Following my work in the local home for children, I spent these last past two weeks working for a group of programs made possible by the German Federal Office for Migration and Refugees. In the first of these programs, I worked in conjunction with a Düren Evangelical Community program called Café International in order to provide various consultation services for recent immigrants and refugees who are now living here in the district and are over the age of 26. In the second placement, I worked for a week with a Catholic social service group to provide similar, but distinct services to those 26 and under. Having previously only spent time working with younger refugees and immigrants, I learned very quickly how different the issues become once you become an adult in the eyes of the German state. Although our clients varied significantly in age, they often shared similar problems with one another and often came to us seeking help and advice on simply how to properly navigate German laws and bureaucracy.

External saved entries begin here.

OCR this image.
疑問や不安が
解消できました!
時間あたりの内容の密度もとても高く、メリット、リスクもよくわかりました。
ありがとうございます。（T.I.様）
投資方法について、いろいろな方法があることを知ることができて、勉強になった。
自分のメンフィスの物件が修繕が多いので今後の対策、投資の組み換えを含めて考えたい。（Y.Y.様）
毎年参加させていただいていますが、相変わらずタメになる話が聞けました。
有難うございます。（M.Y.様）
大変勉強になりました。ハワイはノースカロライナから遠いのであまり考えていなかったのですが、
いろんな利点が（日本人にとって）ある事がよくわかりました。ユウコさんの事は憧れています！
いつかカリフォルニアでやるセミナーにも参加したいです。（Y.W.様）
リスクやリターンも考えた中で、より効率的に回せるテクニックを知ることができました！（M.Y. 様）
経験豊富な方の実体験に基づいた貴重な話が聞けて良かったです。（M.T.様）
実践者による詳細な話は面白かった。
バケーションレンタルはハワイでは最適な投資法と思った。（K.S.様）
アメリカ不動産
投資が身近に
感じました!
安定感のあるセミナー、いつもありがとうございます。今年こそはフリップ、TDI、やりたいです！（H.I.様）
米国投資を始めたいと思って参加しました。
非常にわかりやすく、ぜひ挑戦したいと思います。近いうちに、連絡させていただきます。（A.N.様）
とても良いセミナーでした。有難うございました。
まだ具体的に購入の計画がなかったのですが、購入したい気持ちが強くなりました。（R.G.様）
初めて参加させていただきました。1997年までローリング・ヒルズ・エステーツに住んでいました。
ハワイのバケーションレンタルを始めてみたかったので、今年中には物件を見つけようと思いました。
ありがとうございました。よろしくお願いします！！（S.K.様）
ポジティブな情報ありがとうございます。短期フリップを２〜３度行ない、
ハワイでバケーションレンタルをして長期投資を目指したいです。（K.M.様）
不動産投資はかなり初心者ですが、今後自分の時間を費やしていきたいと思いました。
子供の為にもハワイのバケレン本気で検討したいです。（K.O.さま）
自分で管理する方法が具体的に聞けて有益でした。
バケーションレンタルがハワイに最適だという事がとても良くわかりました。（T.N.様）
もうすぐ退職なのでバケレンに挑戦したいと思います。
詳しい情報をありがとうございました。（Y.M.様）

Also as part of this placement, I traveled to neighboring towns and communities in order to make house-calls, biweekly checkups, and to similarly advise refuges and immigrants who had more specific, longer term issues or were just unable to make it into Düren for office hours and appointments. Although there had been a few stressful days in my prior placements, I am almost certain that my internship hit its lowest point when we made one such house-call to a family of asylum seekers whose asylum applications had just been denied only days before.
It was our task for the day to notify the family that they had to either vacate Germany voluntarily or they would be forcibly deported and subsequently banned from returning to Germany for a longer period of time. Despite their denied asylum request, the family still believed that the issue that drove them to German remained a danger and as such, returning was also not an option from their perspective. From their perspective, they couldn’t return home and we arrived to tell them that their best hope was to do just that. Unfortunately, before too long, our attempt to notify the family and clarify the situation only led to the father and my coworker having a looping argument over German laws and the treatment of refugees in Germany. When we left a few hours later, we were left in serious doubt of whether our explanations had been understood or whether our suggestions had only fallen on closed ears. As pair of people trying our best to help the family, it was difficult to sit through the fathers berating and only be armed with a response and counterpoints that either went ignored or wholly misunderstood.
Despite the low-point of our unsuccessful house-call, my last few weeks were not without fun and some excite as I made a weekend trip to Paris with my host family and was given a personal tour of the nearby Hambach Surface Mine, which is among the largest open pit mines in the world and home to the largest land vehicle in the world, see Bagger 288 and Bagger 293.